A randomised controlled trial, published in the latest issue of the Medical Journal of Australia, compared the level of circulating Rh(D) immunoglobulin at delivery for women given either the Australian regimen of two doses of anti-D prophylaxis or a single-dose regimen.
At delivery, women in the two-dose regimen had higher levels of anti-D than women who had received one dose, researchers said.
“Prior to our trial, the Australian regimen had never been compared head-to-head with a single dose regimen, such as that currently recommended in some other countries,” Dr Scott White, an Associate Professor in the Faculty of Health and Medical Sciences at the University of Western Australia, and co-author of the study, told The Medical Republic. “There was clear evidence that both regimens are effective in reducing Rh(D) sensitisation, but it was not clear if one was better than the other.”
“Our results suggest that the two-dose regimen should continue to be recommended as it is better able than a single-dose regimen to maintain detectable levels of anti-D in the maternal circulation until birth. This provides better protection against antenatal Rh(D) sensitisation in Rh(D)-negative women and reduces the risk of complications in future pregnancies,” he said.
Once regarded as a mysterious disease, Rh(D) disease (also referred to as Rhesus disease, or haemolytic disease of the foetus and newborn (HDFN)) has a long history. Scholars of history have surmised it may have been the reason for the obstetric problems experienced by Catherine of Aragon, first wife of England’s King Henry VIII.
Since it was first introduced in Australia in the 1960s, anti-D prophylaxis has significantly reduced the incidence of Rh(D) disease. RAADP is now recommended for all pregnant women who are Rh(D) negative and non-sensitised.
“Our study suggests that the current recommendation of two 625IU doses of anti-D at 28 and 34 weeks should be maintained for all Rh(D)-negative women not known to be carrying Rh(D)-negative foetuses,” Dr White said.
Around 17% of pregnant women in Australia need anti-D prophylaxis, which comes from the plasma of just 200 donors with the right antibodies.
Dr White said new technologies that could determine the fetal blood group from a maternal blood sample would soon help clinicians ensure the limited anti-D plasma available was used appropriately.
“Using this allows us to target the use of antenatal anti-D only to those women known to be carrying a Rh(D)-positive foetus and avoiding using it in women with Rh(D)-negative foetuses who are not at risk. This is not currently routinely available in all of Australia, but is likely to become so soon.”

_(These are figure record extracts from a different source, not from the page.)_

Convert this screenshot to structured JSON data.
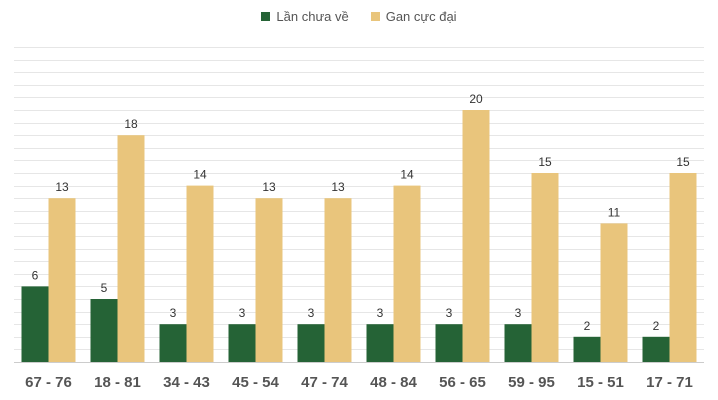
{
  "chart_data": {
    "type": "bar",
    "title": "",
    "xlabel": "",
    "ylabel": "",
    "ylim": [
      0,
      25
    ],
    "grid": true,
    "legend_position": "top-center",
    "categories": [
      "67 - 76",
      "18 - 81",
      "34 - 43",
      "45 - 54",
      "47 - 74",
      "48 - 84",
      "56 - 65",
      "59 - 95",
      "15 - 51",
      "17 - 71"
    ],
    "series": [
      {
        "name": "Lần chưa về",
        "color": "#256336",
        "values": [
          6,
          5,
          3,
          3,
          3,
          3,
          3,
          3,
          2,
          2
        ]
      },
      {
        "name": "Gan cực đại",
        "color": "#e9c57c",
        "values": [
          13,
          18,
          14,
          13,
          13,
          14,
          20,
          15,
          11,
          15
        ]
      }
    ]
  }
}
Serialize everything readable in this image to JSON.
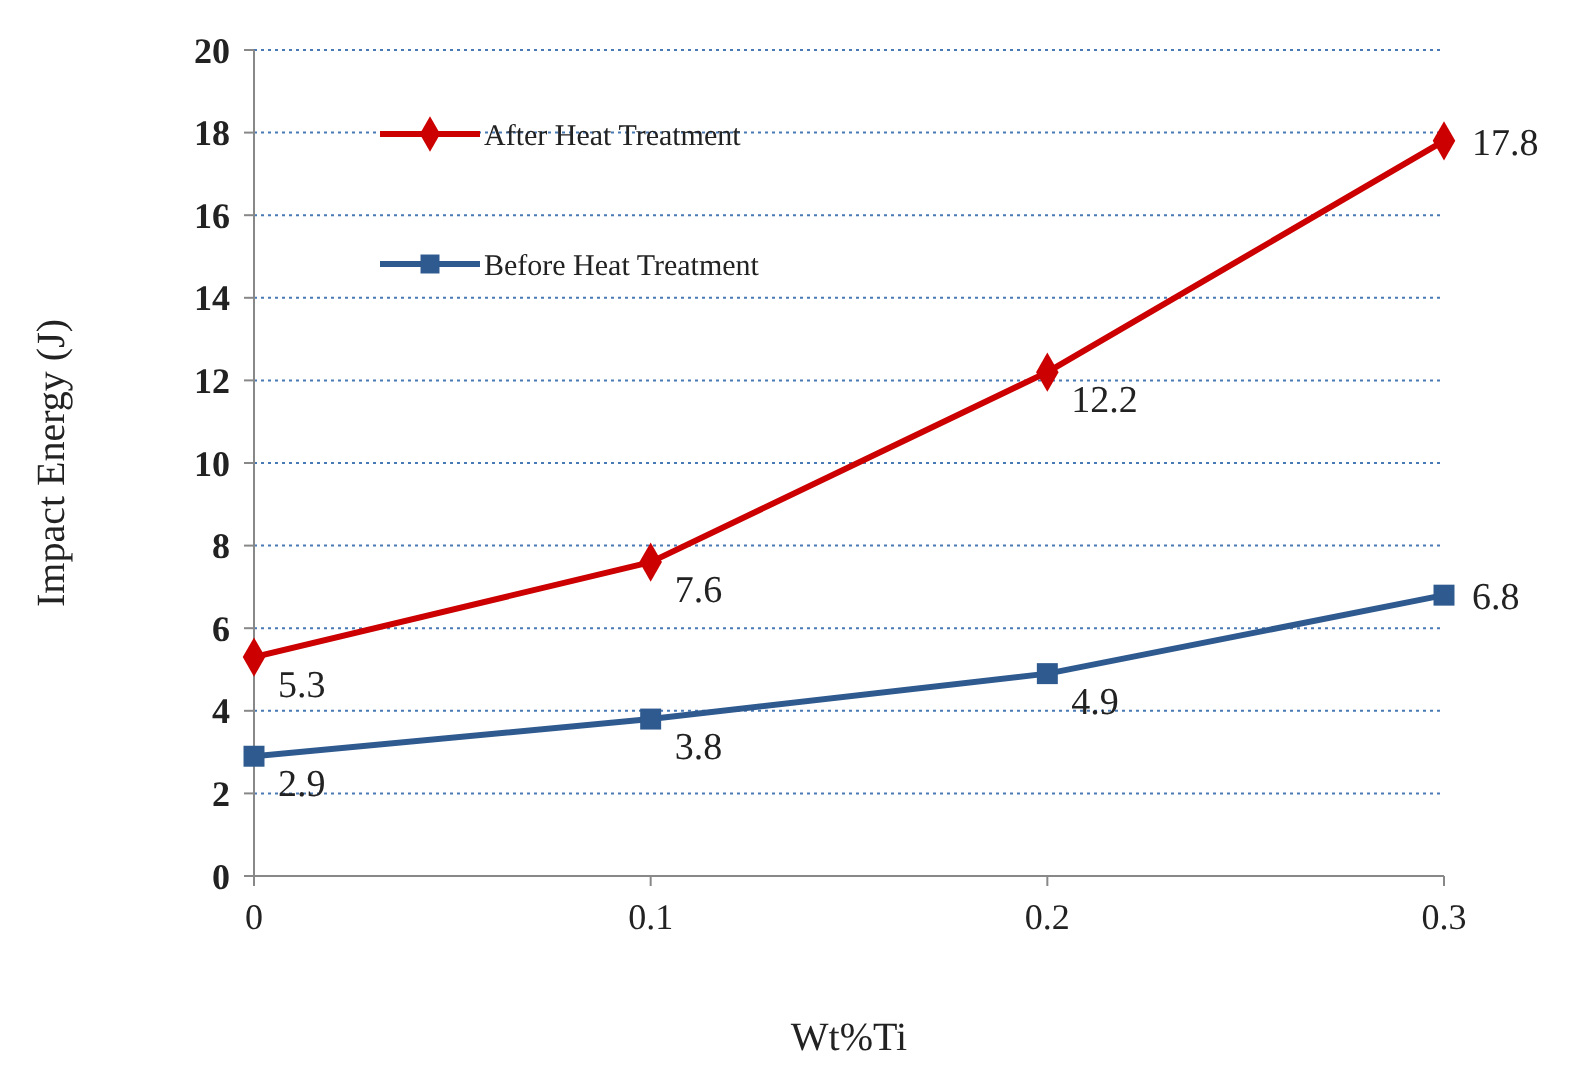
{
  "chart_data": {
    "type": "line",
    "xlabel": "Wt%Ti",
    "ylabel": "Impact Energy (J)",
    "categories": [
      "0",
      "0.1",
      "0.2",
      "0.3"
    ],
    "series": [
      {
        "name": "After Heat Treatment",
        "color": "#cc0000",
        "marker": "diamond",
        "values": [
          5.3,
          7.6,
          12.2,
          17.8
        ]
      },
      {
        "name": "Before Heat Treatment",
        "color": "#2f5a8f",
        "marker": "square",
        "values": [
          2.9,
          3.8,
          4.9,
          6.8
        ]
      }
    ],
    "ylim": [
      0,
      20
    ],
    "yticks": [
      0,
      2,
      4,
      6,
      8,
      10,
      12,
      14,
      16,
      18,
      20
    ],
    "grid": "y",
    "legend": "top left",
    "data_labels": true,
    "line_style": "solid"
  }
}
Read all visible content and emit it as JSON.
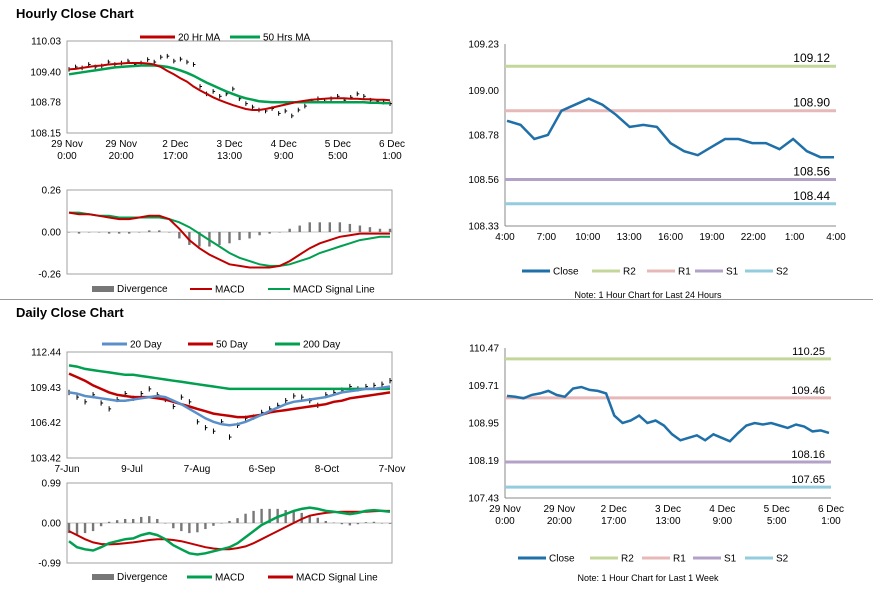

Compliance was low in both the single-dose and two-dose groups studied, with 38% of women in the single dose group and half of those in the two-dose group not given the appropriate dose of anti-D at the appropriate time for their assigned regimen. Those in the single-dose group were more likely to receive an incorrect dose, while those in the two-dose group were more likely to miss a dose or have a late dose.
Dr White argued this wasn’t ideal, and should be addressed.
“Compliance could be improved by employing robust systems of reminders to clinicians and women that anti-D is due to be given and ensuring that women do not have to go to additional steps to access it,” he said.
“For example, having anti-D available in the antenatal clinic or obstetrician’s office reduces the steps required to access it and therefore the chance for errors of omission. Ensuring that women understand the rationale for anti-D prophylaxis and the safety of the product will reduce the number of women who decline recommended prophylaxis.”